= Walter Long (of Preshaw) =

English landowner (1788–1871)

Walter Long of Preshaw House, Hampshire, JP, DL (24 November 1788 - 5 January 1871) was an English landowner.

Descended from the Long family of Wiltshire, he was born at Corhampton, Hampshire, the only son of John Long and Ellen Hippesley Trenchard. He was educated at Oriel College, Oxford where he gained a BA in 1809, and MA in 1812. He was a student of Lincoln's Inn in 1809. He became a justice of the peace in 1815 and was appointed High Sheriff of Hampshire in 1824.
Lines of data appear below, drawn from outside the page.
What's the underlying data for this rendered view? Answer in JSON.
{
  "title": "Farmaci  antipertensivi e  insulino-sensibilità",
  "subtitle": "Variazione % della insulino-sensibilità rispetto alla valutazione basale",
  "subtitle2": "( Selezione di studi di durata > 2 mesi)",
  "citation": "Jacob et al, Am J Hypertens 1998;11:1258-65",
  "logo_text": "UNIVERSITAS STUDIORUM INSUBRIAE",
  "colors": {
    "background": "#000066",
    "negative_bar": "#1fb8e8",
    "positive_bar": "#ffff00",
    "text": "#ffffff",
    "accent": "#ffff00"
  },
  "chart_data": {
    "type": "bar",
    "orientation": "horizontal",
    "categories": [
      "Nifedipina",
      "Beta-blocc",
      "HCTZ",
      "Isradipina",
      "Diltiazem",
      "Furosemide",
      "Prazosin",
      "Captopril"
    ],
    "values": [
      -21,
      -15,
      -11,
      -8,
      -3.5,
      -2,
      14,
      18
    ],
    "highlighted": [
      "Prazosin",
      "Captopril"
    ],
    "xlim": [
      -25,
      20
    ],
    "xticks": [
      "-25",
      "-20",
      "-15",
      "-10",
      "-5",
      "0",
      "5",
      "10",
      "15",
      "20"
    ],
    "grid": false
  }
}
On the death of his father in 1797 he inherited the estate of Preshaw at Upham with its Elizabethan mansion, surrounded by approximately 1670 acre, and in 1810 commissioned John Nash to make alterations to the house. He also inherited a moiety of the estates of his maternal uncle J. W. H. Trenchard in 1801 including the manor of Overcourt, Gloucestershire. Prior to ownership by the Trenchards (from 1617), Overcourt had been owned by Henry Long, Lord of the manor of Southwick, and was at one time a royal hunting lodge. The present building dates from the late 14th century, and was restored by Edward IV for his mother Cecily, Duchess of York. Walter Long also inherited the estates in Somerset and Dorset on the death of his uncle, the eminent surgeon of St Bartholomew's Hospital, William Long of Marwell Hall, in 1818, and those in Oxfordshire on the death of his cousin John Blackall in 1829, which included Haseley Court.

== Marriage and family ==
On 12 February 1810, Walter Long married Lady Mary Carnegie, eldest daughter of Admiral William Carnegie, 7th Earl of Northesk G.C.B, and Mary Ricketts. They had twelve children.

He died 5 January 1871 and Lady Mary died 7 March 1875. They are both buried at Upham.